En 2011, le premier tome de Cinquante nuances de Grey déboulait dans les librairies françaises et dopait le marché du livre érotique. Dix ans plus tard, les pratiques de lecture ont évolué avec l’avènement du numérique, mais le désir pour la new romance, le genre le plus en vogue, ne s’éteint pas, surtout auprès du public féminin. Pourtant, l’image de la sexualité dépeinte dans ces ouvrages peine souvent à sortir des clichés. Heureusement, de jeunes autrices tentent de faire rimer égalité avec prendre son pied.

Le site officiel de l’écrivaine britannique E. L. James est d’un rose intense.
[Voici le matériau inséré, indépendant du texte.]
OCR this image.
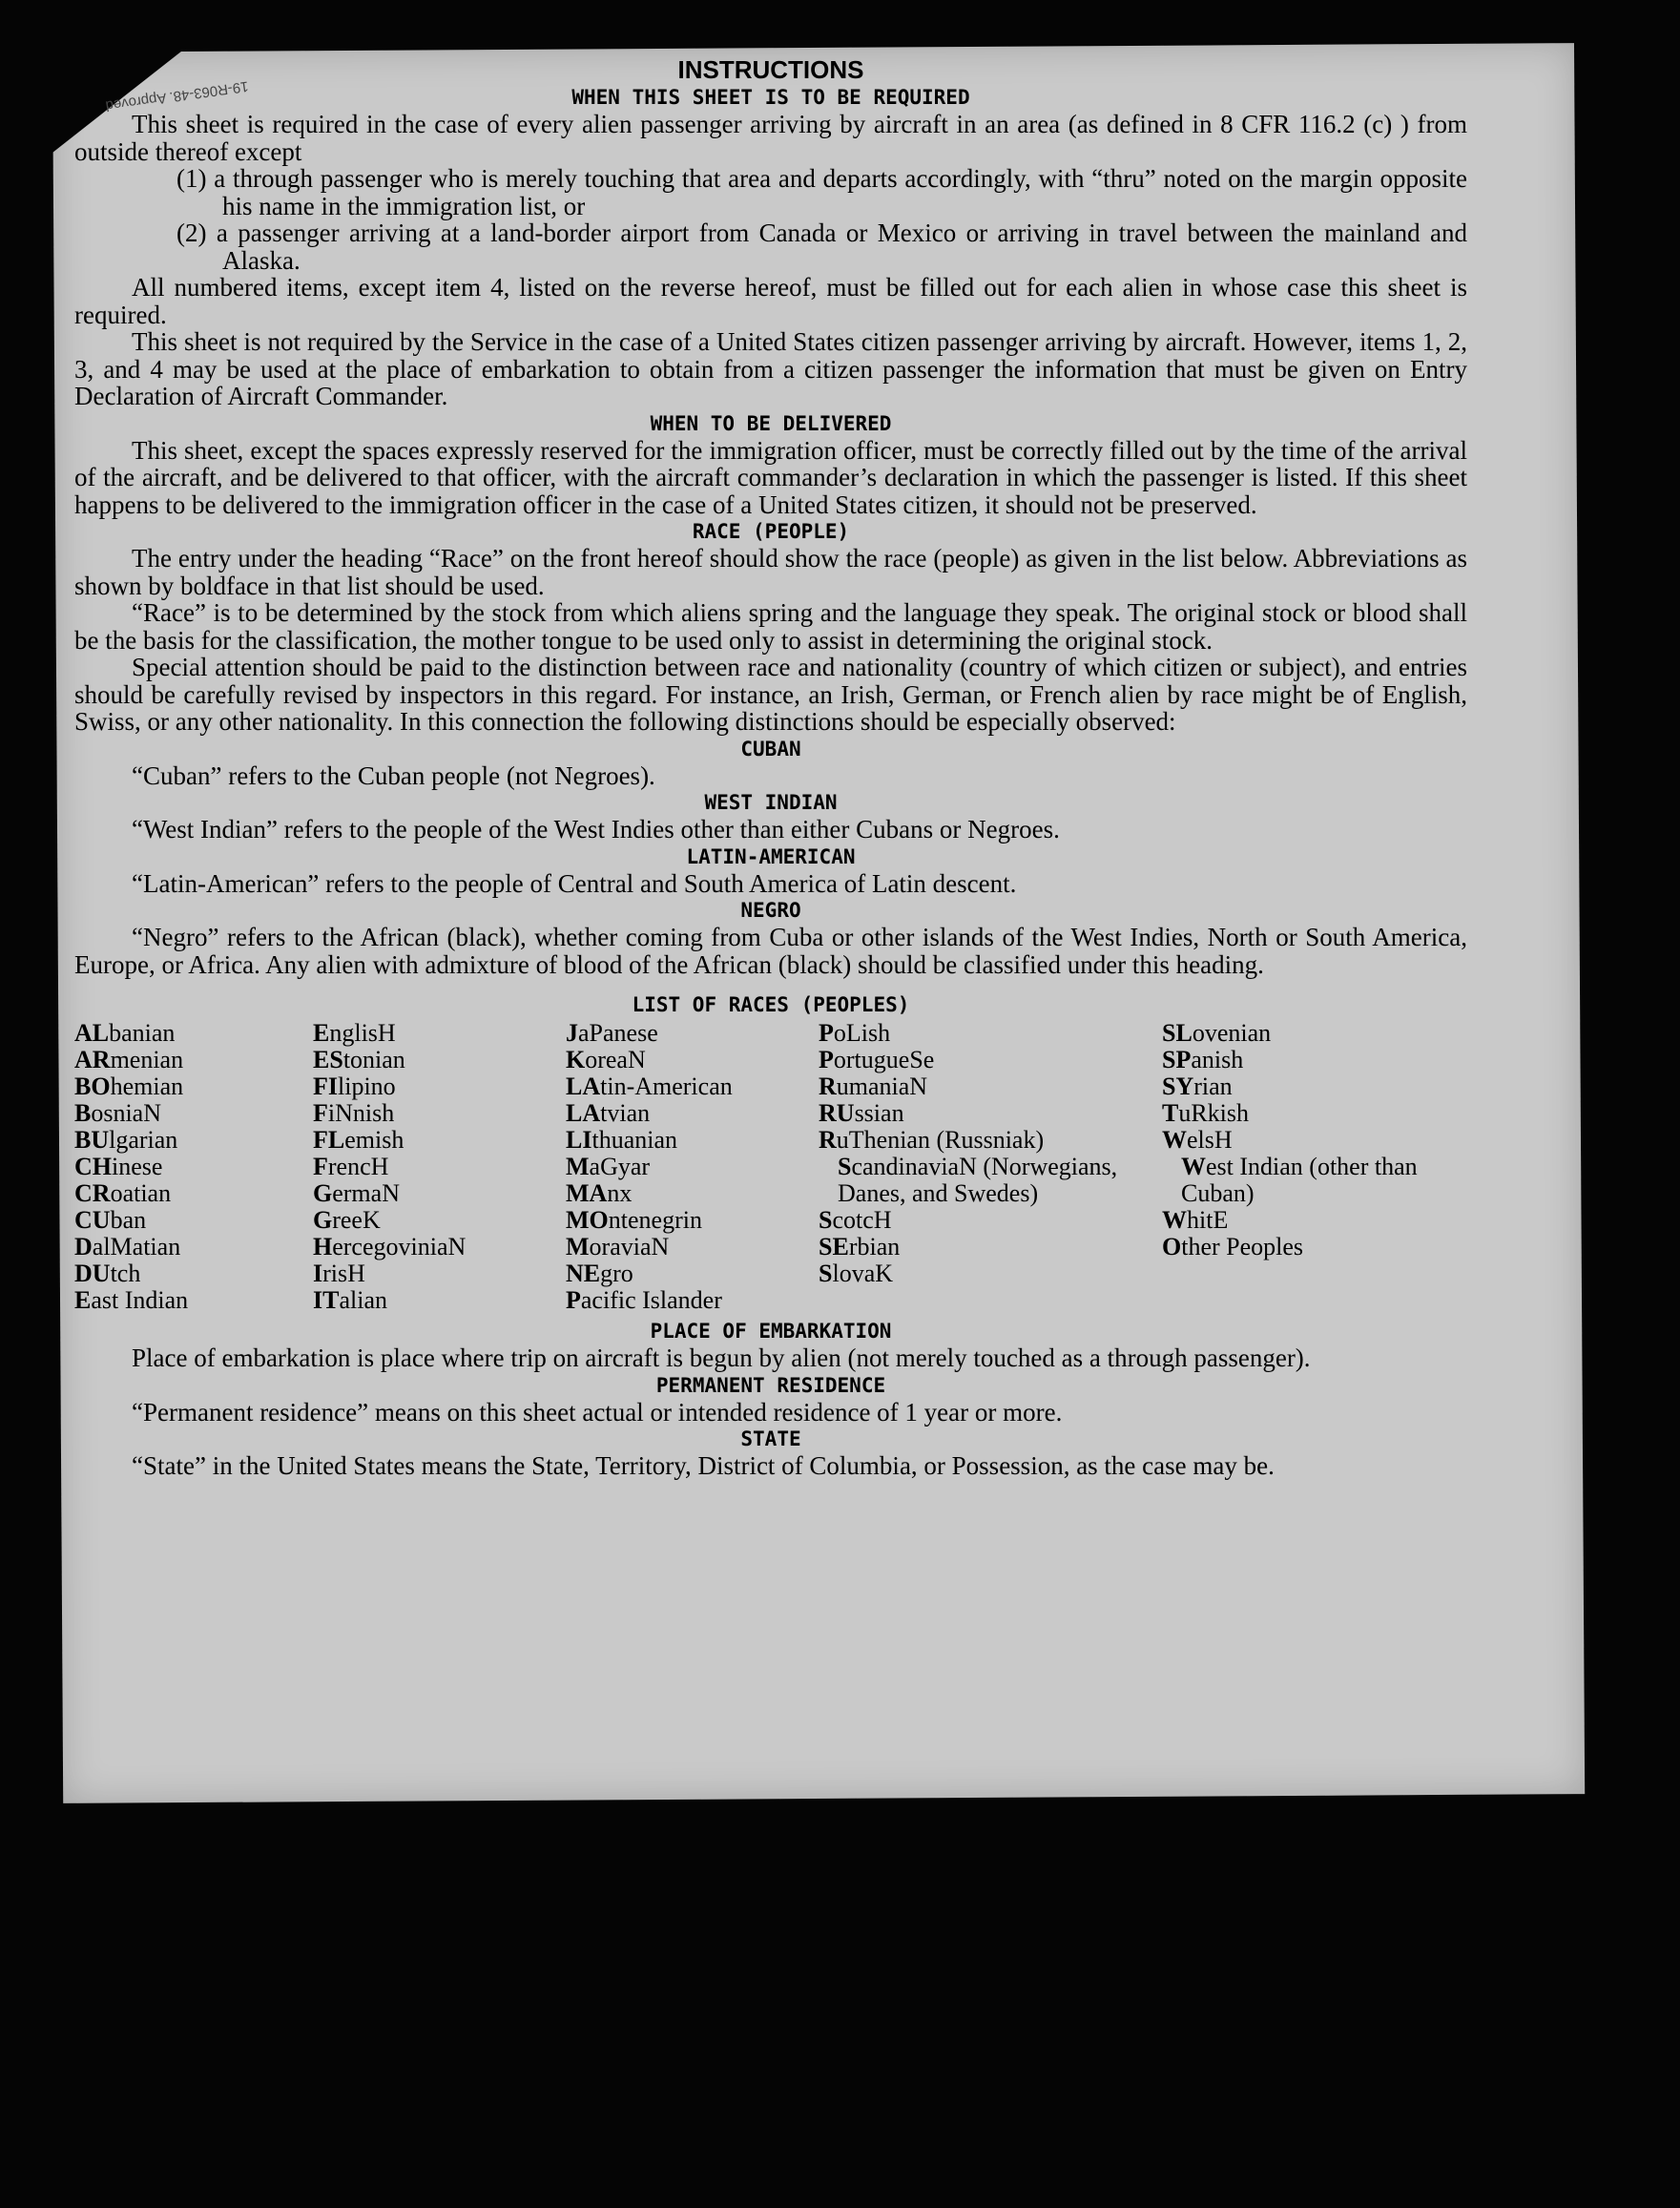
19-R063-48. Approved
INSTRUCTIONS
WHEN THIS SHEET IS TO BE REQUIRED

This sheet is required in the case of every alien passenger arriving by aircraft in an area (as defined in 8 CFR 116.2 (c) ) from outside thereof except

(1) a through passenger who is merely touching that area and departs accordingly, with “thru” noted on the margin opposite his name in the immigration list, or

(2) a passenger arriving at a land-border airport from Canada or Mexico or arriving in travel between the mainland and Alaska.

All numbered items, except item 4, listed on the reverse hereof, must be filled out for each alien in whose case this sheet is required.

This sheet is not required by the Service in the case of a United States citizen passenger arriving by aircraft. However, items 1, 2, 3, and 4 may be used at the place of embarkation to obtain from a citizen passenger the information that must be given on Entry Declaration of Aircraft Commander.

WHEN TO BE DELIVERED

This sheet, except the spaces expressly reserved for the immigration officer, must be correctly filled out by the time of the arrival of the aircraft, and be delivered to that officer, with the aircraft commander’s declaration in which the passenger is listed. If this sheet happens to be delivered to the immigration officer in the case of a United States citizen, it should not be preserved.

RACE (PEOPLE)

The entry under the heading “Race” on the front hereof should show the race (people) as given in the list below. Abbreviations as shown by boldface in that list should be used.

“Race” is to be determined by the stock from which aliens spring and the language they speak. The original stock or blood shall be the basis for the classification, the mother tongue to be used only to assist in determining the original stock.

Special attention should be paid to the distinction between race and nationality (country of which citizen or subject), and entries should be carefully revised by inspectors in this regard. For instance, an Irish, German, or French alien by race might be of English, Swiss, or any other nationality. In this connection the following distinctions should be especially observed:

CUBAN

“Cuban” refers to the Cuban people (not Negroes).

WEST INDIAN

“West Indian” refers to the people of the West Indies other than either Cubans or Negroes.

LATIN-AMERICAN

“Latin-American” refers to the people of Central and South America of Latin descent.

NEGRO

“Negro” refers to the African (black), whether coming from Cuba or other islands of the West Indies, North or South America, Europe, or Africa. Any alien with admixture of blood of the African (black) should be classified under this heading.

LIST OF RACES (PEOPLES)
ALbanian
ARmenian
BOhemian
BosniaN
BUlgarian
CHinese
CRoatian
CUban
DalMatian
DUtch
East Indian
EnglisH
EStonian
FIlipino
FiNnish
FLemish
FrencH
GermaN
GreeK
HercegovinіaN
IrisH
ITalian
JaPanese
KoreaN
LAtin-American
LAtvian
LIthuanian
MaGyar
MAnx
MOntenegrin
MoraviaN
NEgro
Pacific Islander
PoLish
PortugueSe
RumaniaN
RUssian
RuThenian (Russniak)
ScandinaviaN (Norwegians, Danes, and Swedes)
ScotcH
SErbian
SlovaK
SLovenian
SPanish
SYrian
TuRkish
WelsH
West Indian (other than Cuban)
WhitE
Other Peoples
PLACE OF EMBARKATION

Place of embarkation is place where trip on aircraft is begun by alien (not merely touched as a through passenger).

PERMANENT RESIDENCE

“Permanent residence” means on this sheet actual or intended residence of 1 year or more.

STATE

“State” in the United States means the State, Territory, District of Columbia, or Possession, as the case may be.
Intense comme la relation entre les deux protagonistes de Cinquante nuances de Grey, la saga qu’elle écrit depuis dix ans et dont elle a déjà écoulé 150 millions d’exemplaires dans le monde. Intense comme les scènes de sexe, très explicites, qui ont fait le succès de ses ouvrages où se mêlent grands sentiments et petits coups de cravache. Intense, surtout, comme le suspense qu’entretient la papesse de la Provocative Romance – c’est écrit tel quel sur la page d’accueil – depuis quelques semaines avec la sortie, le 16 juin en France, du sixième et dernier volet de Cinquante nuances de Grey.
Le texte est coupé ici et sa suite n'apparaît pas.